La mutinerie de la Maison d’Arrêt et de Correction de Rebeuss a failli avoir un effet banc de poissons sur d’autres prisons du Sénégal. Imputer un tel dysfonctionnement à Madame Agnès NDIOGOYE,  Directrice de cette prison, relève d’une paresse intellectuelle dans l’analyse des éléments objectifs générateurs de cette mutinerie. Des chiffres officiels font état d’un mort (Ibrahima MBOW, âgé de 33 ans) et  41 blessés. L’argent ne panse pas les plaies et la vie n’a pas de prix, nous enseignent les moralistes. C’est regrettable.

Il ne s’agit pas ici d’analyser une faute de service ou une faute du service dont l’appréciation est du ressort des  juridictions sénégalaises.

442 mineurs (filles et garçons) sur un total de 9544 détenus ont été recensés par l’Observatoire National des Lieux de Privation de Liberté du Sénégal au mois de septembre 2016.

Qu’il me soit permis alors de demander  juste à ouvrir la porte de la prison à  la Culture.

C’est sur les ailes de la Déclaration Universelle des Droits de l’Homme (DUDH) du 10 décembre 1948 que nous survolons les miradors du monde carcéral avant de fouler le sol sénégalais.

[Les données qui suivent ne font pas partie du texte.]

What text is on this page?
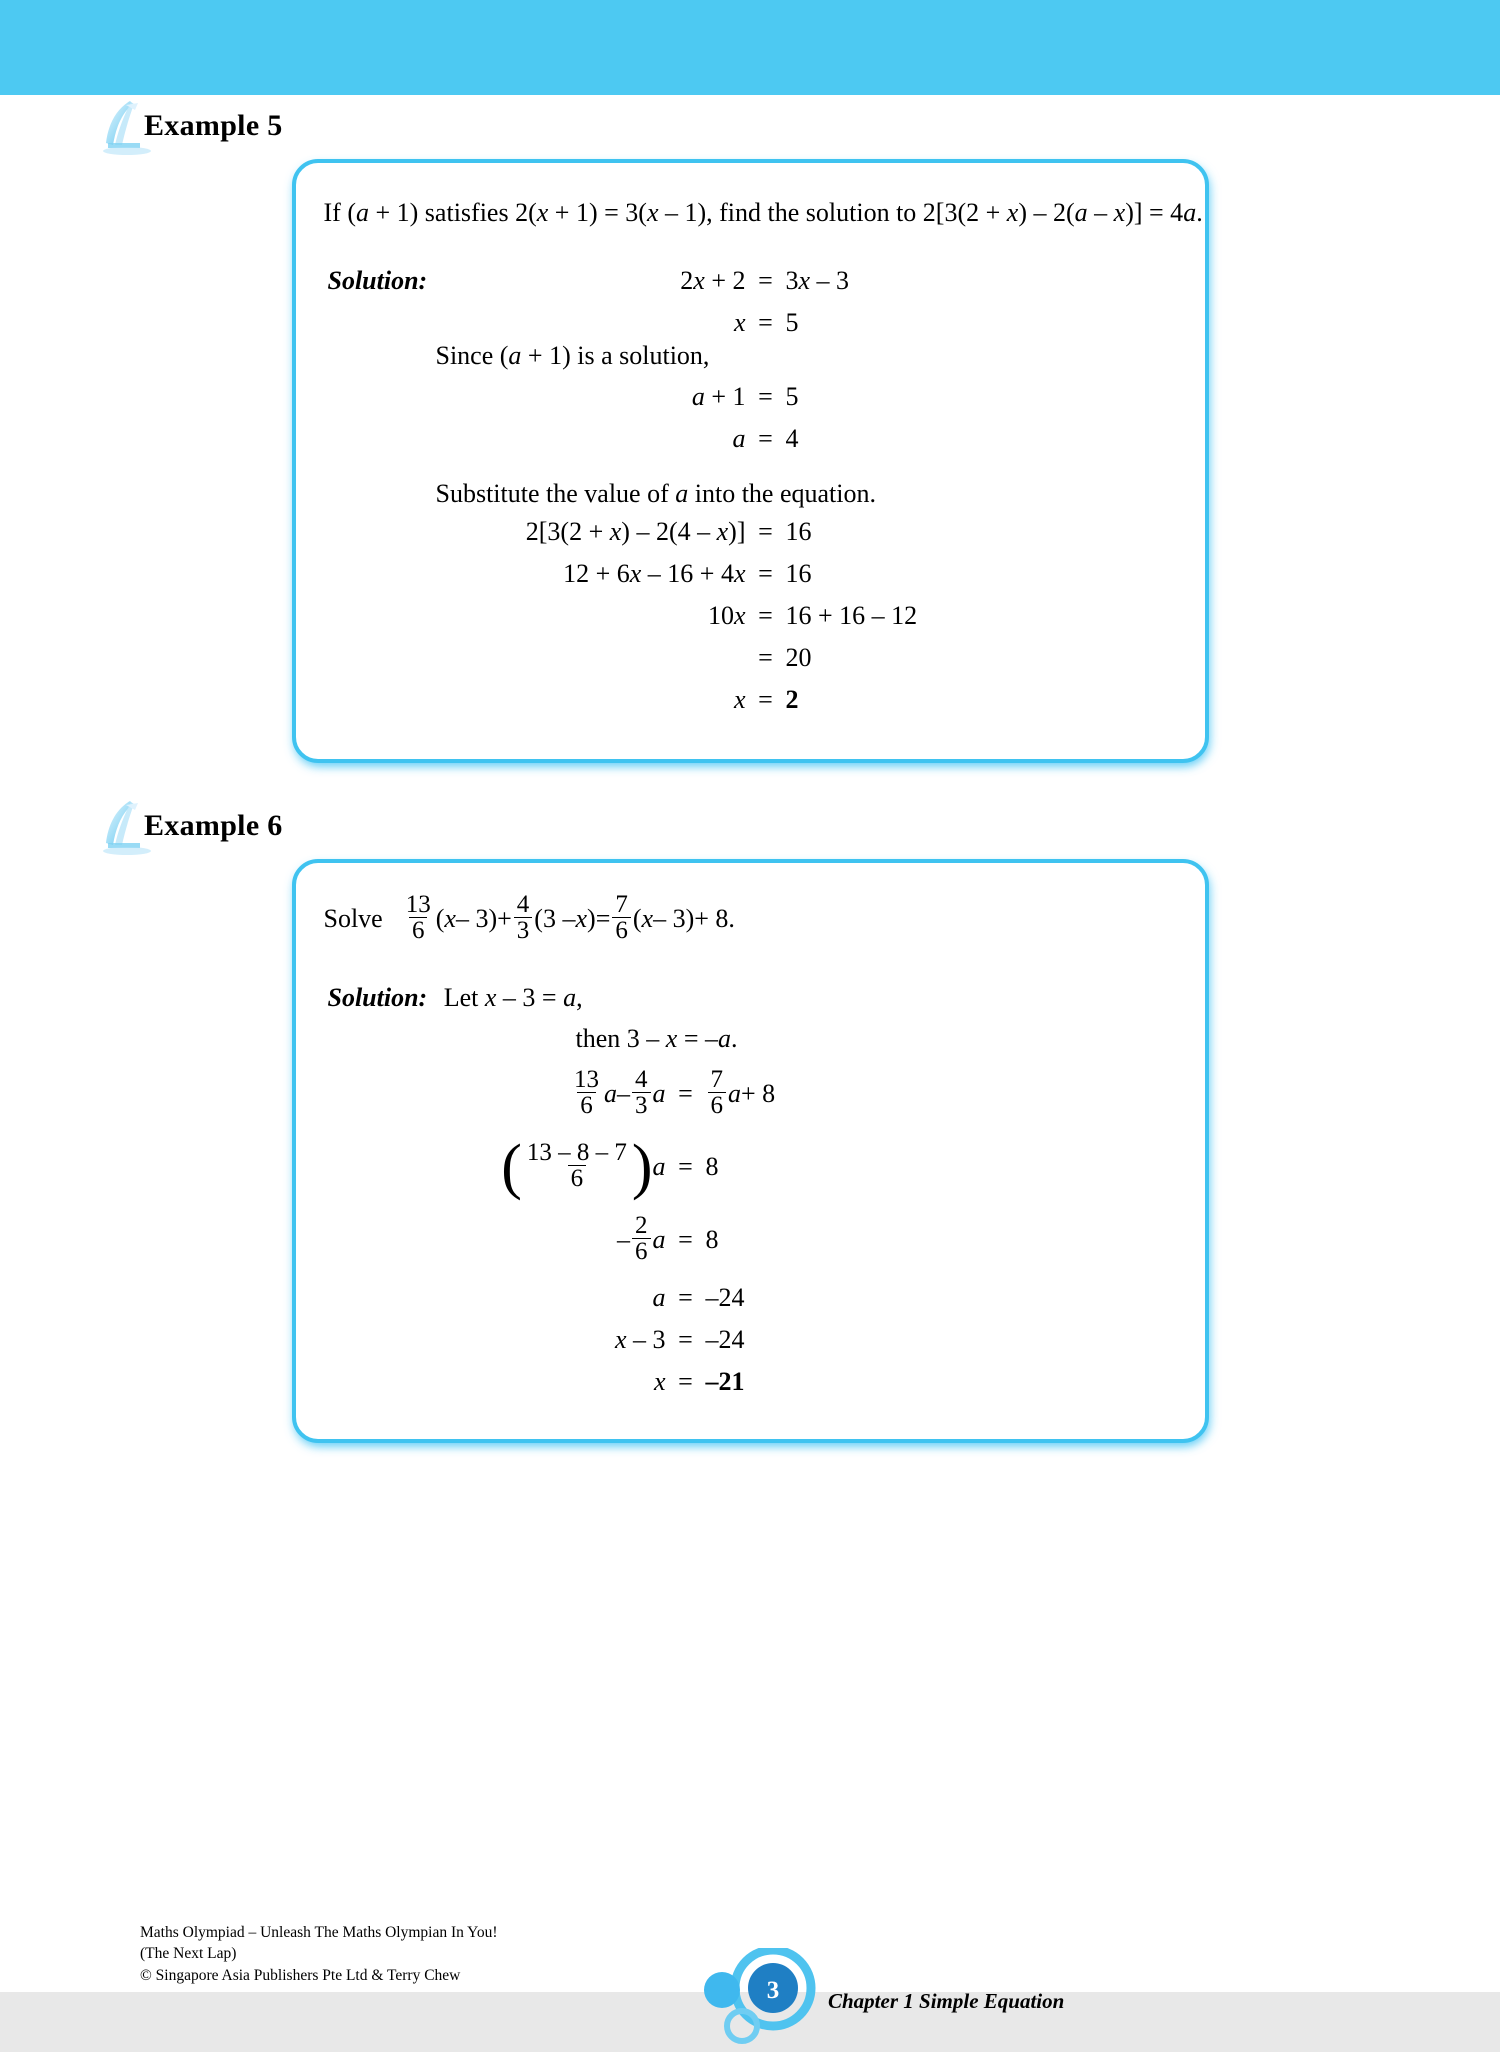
Example 5
If (a + 1) satisfies 2(x + 1) = 3(x – 1), find the solution to 2[3(2 + x) – 2(a – x)] = 4a.
Solution:	2x + 2 = 3x – 3
x = 5
Since (a + 1) is a solution,
a + 1 = 5
a = 4
Substitute the value of a into the equation.
2[3(2 + x) – 2(4 – x)] = 16
12 + 6x – 16 + 4x = 16
10x = 16 + 16 – 12
= 20
x = 2
Example 6
Solve $\frac{13}{6}$ ( $x - 3) + \frac{4}{3} (3 - x$ ) = $\frac{7}{6}$ ( x – 3) + 8.
Solution: Let x – 3 = a,
then 3 – x = –a.
$\frac{13}{6}$ a – $\frac{4}{3}$ $a = \frac{7}{6}$ a + 8
( $\frac{13 - 8 - 7}{6}$ ) a = 8
– $\frac{2}{6}$ a = 8
a = –24
x – 3 = –24
x = –21
Maths Olympiad – Unleash The Maths Olympian In You!
(The Next Lap)
© Singapore Asia Publishers Pte Ltd & Terry Chew
3 Chapter 1 Simple Equation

Dans nos bagages, nous avons pris le soin de nous faire l’écho d’une parole gravée en lettres d’or sur un document s’adressant à toute l’humanité : « toute personne a le droit de

prendre part librement à la vie culturelle de la communauté, de jouir des arts et de participer au progrès scientifique et aux bienfaits qui en résultent. » (Article 27 alinéa 1) DUDH. Cette parole résonne en nous,  héritiers de la Charte du Mandé et de la génération de René Cassin, à la rencontre de cette Afrique qui a dit oui au droit à la culture sans réserve.

L’article 15 du Pacte international relatif aux droits économiques, sociaux et culturels (adopté le 16 décembre 1966), dans la même dynamique,  dispose que: « Les Etats parties …reconnaissent à chacun le droit :

  1. a) de participer à la vie culturelle;
  2. b) de bénéficier du progrès scientifique et de ses applications;
  3. c) de bénéficier de la protection des intérêts moraux et matériels découlant de toute production scientifique, littéraire ou artistique dont il est l’auteur…… ».

J’ai eu l’honneur de  servir Prisonniers Sans Frontières (PRSF) en France, au Togo et au Bénin en qualité de concepteur du Projet « La Culture au-delà des murs». A travers les missions de sa Commission culturelle, j’ai compris que l’effraction de la porte d’une prison par la culture n’est pas une infraction.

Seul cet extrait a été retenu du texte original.